Lancaster hopes the expansion will help the group also make a contribution to the field of scholarship. They have developed partnerships with professors doing research at Washington University, New York University and the University of Pittsburgh.
“We have a large laboratory of white families wanting to incorporate anti-racist practices in parenting,” she said.
Lori Markson, associate professor of psychological and brain sciences and director of the Cognition and Development Lab, had done the program with her family in 2017. Prior to that, she asked the organizers what they were doing to measure the effect the program was having on children. They weren't sure of how to measure it, but they were interested in her ideas.
A year after her family completed the program, Markson and her lab came up with a battery of tasks from a cognitive developmental perspective to try to see if there was any measurable impact on the children who participate.
One task involved giving children a selection of crayon colors to fill in outlines of three children. There were different skin tone options offered — light, medium and dark. They also had them choose between different books and build models of people out of magnets.

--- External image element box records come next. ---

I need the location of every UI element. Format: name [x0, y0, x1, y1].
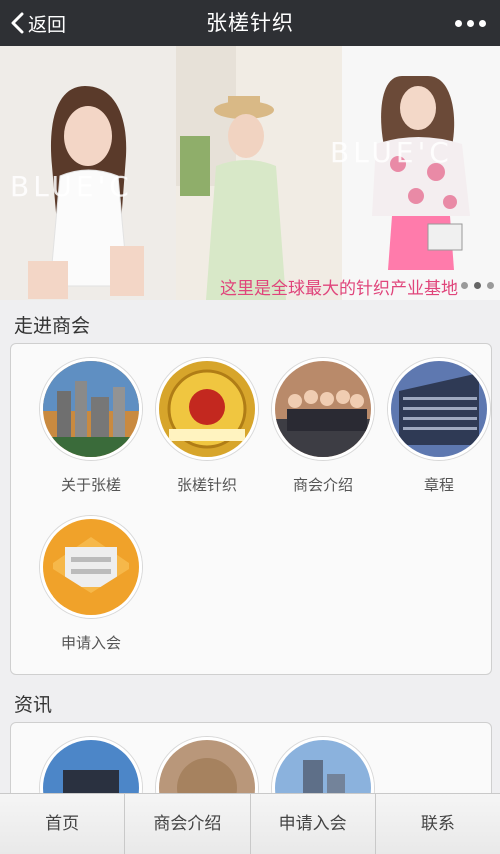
bottom-tab-bar: 首页 商会介绍 申请入会 联系 — [0, 793, 500, 854]
envelope-icon — [40, 516, 142, 618]
banner-photo-2 — [176, 46, 342, 300]
tab-apply[interactable]: 申请入会 — [251, 794, 376, 854]
grid-item-label: 商会介绍 — [292, 476, 353, 494]
grid-item-label: 章程 — [423, 476, 454, 494]
banner-photo-3 — [342, 46, 500, 300]
group-photo — [272, 358, 374, 460]
more-dot-icon — [479, 19, 486, 27]
watermark: BLUE'C — [330, 136, 453, 169]
grid-item-about[interactable]: 关于张槎 — [33, 358, 149, 495]
page-title: 张槎针织 — [206, 11, 294, 35]
grid-item-label: 关于张槎 — [60, 476, 121, 494]
section-title: 走进商会 — [14, 315, 91, 337]
banner-caption: 这里是全球最大的针织产业基地 — [220, 279, 458, 299]
tab-contact[interactable]: 联系 — [376, 794, 500, 854]
city-skyline-photo — [40, 358, 142, 460]
more-dot-icon — [455, 19, 462, 27]
top-bar: 返回 张槎针织 — [0, 0, 500, 46]
building-photo — [388, 358, 490, 460]
banner-carousel[interactable]: BLUE'C BLUE'C 这里是全球最大的针织产业基地 — [0, 46, 500, 300]
watermark: BLUE'C — [10, 170, 133, 203]
more-menu-button[interactable] — [455, 0, 486, 46]
carousel-dot[interactable] — [487, 282, 494, 289]
carousel-indicator[interactable] — [461, 282, 494, 289]
more-dot-icon — [467, 19, 474, 27]
grid-item-label: 张槎针织 — [176, 476, 237, 494]
grid-item-charter[interactable]: 章程 — [381, 358, 497, 495]
tab-home[interactable]: 首页 — [0, 794, 126, 854]
grid-item-knitting[interactable]: 张槎针织 — [149, 358, 265, 495]
tab-chamber-intro[interactable]: 商会介绍 — [125, 794, 251, 854]
knitting-badge-photo — [156, 358, 258, 460]
carousel-dot[interactable] — [474, 282, 481, 289]
grid-item-apply[interactable]: 申请入会 — [33, 516, 149, 653]
grid-item-label: 申请入会 — [60, 634, 121, 652]
section-title: 资讯 — [14, 694, 53, 716]
carousel-dot[interactable] — [461, 282, 468, 289]
feature-grid: 关于张槎 张槎针织 商会介绍 章程 申请入会 — [10, 343, 492, 675]
grid-item-chamber-intro[interactable]: 商会介绍 — [265, 358, 381, 495]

They tested hundreds of children — a We Stories group and a control group — on five to eight tasks like these. In some tasks, they didn’t find a difference in outcomes. But in the coloring exercise, they discovered a statistically significant difference.
Children who had been through the We Stories program and exposed to books with diverse characters were more likely to color the faces of the outlined children using different skin tone colors.
The exposure to diverse books through We Stories may have made them more open to differences, Markson said.
They also found a preliminary effect on babies who had been through We Stories with their parents. The experiment included children from 18 to 36 months old and had them choose between magnet figures of people of different skin tones.
The children who had participated in We Stories were more likely to choose the darker skin tone one.
“That was really fascinating,” she said. “I’m excited about the research potential.”
She’s also encouraged by the change she’s seeing happen in a broader context of racial equity and change.
Anderson, who wasn’t sure how to involve her local community before joining We Stories, is now trying to start a parent equity group in her school.